Coastie65 is nowhere near Malaysia, but friends are getting email claiming that he’s stranded in Kuala Lumpur. He asked the Web Browsing and Email forum for help.
This happens far too often. Someone gained access to your email password and sent spam in hopes of tricking friends and family.
To stop this plague, try to log on and change your password. And make that new password a strong password.
If you succeed in changing your password, you’ve successfully stopped the hijacking.

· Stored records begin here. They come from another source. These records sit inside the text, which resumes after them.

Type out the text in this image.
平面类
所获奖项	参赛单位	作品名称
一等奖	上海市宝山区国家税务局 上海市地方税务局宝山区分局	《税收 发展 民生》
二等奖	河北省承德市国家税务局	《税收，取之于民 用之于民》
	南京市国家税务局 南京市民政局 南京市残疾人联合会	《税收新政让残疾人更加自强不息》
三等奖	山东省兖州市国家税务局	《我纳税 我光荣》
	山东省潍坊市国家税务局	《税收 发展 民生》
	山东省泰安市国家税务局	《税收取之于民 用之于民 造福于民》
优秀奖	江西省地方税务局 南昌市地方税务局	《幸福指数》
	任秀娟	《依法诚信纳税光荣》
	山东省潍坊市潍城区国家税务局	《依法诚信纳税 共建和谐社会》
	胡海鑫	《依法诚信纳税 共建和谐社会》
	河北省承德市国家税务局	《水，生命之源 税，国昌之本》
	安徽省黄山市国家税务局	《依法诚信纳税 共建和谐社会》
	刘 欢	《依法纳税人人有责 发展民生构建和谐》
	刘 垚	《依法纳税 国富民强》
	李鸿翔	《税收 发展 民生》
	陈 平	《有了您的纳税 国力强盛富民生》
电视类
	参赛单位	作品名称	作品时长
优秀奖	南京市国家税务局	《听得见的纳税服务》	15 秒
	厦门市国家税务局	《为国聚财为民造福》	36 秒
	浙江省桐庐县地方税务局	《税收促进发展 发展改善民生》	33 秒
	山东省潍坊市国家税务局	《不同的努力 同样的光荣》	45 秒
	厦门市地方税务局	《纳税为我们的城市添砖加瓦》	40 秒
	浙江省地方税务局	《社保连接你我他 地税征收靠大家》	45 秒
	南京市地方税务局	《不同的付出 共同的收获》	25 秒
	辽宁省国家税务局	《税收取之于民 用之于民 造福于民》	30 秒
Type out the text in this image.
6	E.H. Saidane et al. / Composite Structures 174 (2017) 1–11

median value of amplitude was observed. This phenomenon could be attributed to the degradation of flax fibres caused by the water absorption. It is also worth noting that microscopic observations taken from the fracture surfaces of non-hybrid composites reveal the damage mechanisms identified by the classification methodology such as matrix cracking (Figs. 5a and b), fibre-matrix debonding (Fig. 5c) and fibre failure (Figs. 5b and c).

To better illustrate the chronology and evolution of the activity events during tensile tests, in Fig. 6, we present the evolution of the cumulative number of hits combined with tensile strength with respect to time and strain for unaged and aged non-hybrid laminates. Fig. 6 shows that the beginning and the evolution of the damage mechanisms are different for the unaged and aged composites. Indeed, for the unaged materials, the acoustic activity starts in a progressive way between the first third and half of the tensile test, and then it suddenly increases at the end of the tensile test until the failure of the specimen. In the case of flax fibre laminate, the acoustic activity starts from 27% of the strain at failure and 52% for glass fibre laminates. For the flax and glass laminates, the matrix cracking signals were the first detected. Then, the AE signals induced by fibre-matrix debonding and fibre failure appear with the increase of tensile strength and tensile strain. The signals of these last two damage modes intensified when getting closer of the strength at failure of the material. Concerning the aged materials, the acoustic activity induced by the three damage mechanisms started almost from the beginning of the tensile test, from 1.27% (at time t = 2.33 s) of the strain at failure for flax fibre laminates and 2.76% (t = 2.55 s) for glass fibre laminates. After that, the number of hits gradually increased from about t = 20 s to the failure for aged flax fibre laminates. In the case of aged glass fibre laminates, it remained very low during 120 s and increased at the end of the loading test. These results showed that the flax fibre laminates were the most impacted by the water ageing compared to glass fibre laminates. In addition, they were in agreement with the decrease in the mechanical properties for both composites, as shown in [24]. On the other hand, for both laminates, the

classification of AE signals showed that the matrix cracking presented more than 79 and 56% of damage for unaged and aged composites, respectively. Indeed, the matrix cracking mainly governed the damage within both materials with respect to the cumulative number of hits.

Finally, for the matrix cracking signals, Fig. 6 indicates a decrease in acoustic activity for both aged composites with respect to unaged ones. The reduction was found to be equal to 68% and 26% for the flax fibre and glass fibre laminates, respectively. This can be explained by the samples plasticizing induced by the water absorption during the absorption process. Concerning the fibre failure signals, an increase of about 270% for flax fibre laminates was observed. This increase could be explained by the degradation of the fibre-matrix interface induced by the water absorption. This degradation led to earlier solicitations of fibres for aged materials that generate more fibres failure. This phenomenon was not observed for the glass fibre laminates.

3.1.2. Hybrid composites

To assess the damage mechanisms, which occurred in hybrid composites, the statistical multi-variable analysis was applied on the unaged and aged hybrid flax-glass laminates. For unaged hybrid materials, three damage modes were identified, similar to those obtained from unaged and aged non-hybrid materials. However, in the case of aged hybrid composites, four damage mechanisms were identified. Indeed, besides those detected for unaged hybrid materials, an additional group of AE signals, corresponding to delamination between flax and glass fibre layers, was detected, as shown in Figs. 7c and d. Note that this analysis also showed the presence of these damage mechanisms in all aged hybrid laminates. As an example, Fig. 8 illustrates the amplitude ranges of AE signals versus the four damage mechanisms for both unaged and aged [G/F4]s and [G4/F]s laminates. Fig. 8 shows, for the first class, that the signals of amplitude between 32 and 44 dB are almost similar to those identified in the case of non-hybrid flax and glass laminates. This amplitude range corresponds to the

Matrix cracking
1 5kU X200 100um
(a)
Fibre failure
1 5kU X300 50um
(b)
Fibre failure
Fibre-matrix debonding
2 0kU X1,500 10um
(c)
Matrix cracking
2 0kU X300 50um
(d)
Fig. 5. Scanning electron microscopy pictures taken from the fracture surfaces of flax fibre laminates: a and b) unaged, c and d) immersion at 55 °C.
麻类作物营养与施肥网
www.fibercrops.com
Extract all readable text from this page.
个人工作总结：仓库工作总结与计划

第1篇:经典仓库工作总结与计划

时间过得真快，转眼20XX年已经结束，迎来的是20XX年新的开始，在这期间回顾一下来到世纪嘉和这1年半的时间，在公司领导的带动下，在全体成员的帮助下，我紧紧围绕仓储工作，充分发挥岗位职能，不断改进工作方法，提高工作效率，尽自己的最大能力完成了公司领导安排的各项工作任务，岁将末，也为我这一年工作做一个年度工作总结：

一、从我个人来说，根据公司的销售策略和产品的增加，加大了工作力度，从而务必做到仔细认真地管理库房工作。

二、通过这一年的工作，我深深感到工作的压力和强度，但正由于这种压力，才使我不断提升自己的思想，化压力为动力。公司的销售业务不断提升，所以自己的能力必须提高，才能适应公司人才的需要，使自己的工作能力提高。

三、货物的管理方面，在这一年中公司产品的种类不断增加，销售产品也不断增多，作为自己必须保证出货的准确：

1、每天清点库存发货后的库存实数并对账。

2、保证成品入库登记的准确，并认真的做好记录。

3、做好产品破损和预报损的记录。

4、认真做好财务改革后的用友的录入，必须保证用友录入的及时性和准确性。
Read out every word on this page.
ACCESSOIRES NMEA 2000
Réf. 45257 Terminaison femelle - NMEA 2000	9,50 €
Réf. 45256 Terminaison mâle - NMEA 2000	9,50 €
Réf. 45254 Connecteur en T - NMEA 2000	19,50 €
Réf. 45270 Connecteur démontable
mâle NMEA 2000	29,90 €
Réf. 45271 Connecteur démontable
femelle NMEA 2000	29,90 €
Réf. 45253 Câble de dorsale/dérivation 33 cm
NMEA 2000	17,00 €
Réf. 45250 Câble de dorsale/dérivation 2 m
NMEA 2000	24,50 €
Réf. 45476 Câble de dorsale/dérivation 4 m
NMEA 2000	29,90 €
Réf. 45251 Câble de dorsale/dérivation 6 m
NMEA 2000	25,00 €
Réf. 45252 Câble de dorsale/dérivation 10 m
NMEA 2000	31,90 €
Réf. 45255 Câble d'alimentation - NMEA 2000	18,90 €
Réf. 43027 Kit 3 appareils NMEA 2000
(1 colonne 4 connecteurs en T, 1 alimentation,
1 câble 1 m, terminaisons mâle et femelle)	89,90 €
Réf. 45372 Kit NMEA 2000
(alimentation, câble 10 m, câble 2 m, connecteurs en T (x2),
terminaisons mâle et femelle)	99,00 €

If you can’t change your password, then the criminal has already changed it. Contact your email service provider to find out how to reclaim your account. If you use one of the big three web-based email providers, follow the appropriate link below for directions:
Your provider probably has a way to verify that you’re who you say you are–usually involving security questions such as “What’s your childhood pet’s name.” If you haven’t set this service up properly, do so now. If you have set it up, redo it.
Never include your password in an email. If your provider asks for your password in an email, assume that email is a fake.
If you access mail on a public computer (such as in a library), sign out when done.
But how did they get your password in the first place? I hate to say this, but it was probably your fault. Maybe a phishing scheme tricked you into emailing your password to a criminal. Or your password wasn’t sufficiently strong and someone guessed it. Or your PC is infected with malware that’s been reporting back to someone.
On the other hand, service providers have also been known to make mistakes. For instance, in 2009, a Hotmail security breach put thousands of passwords at risk.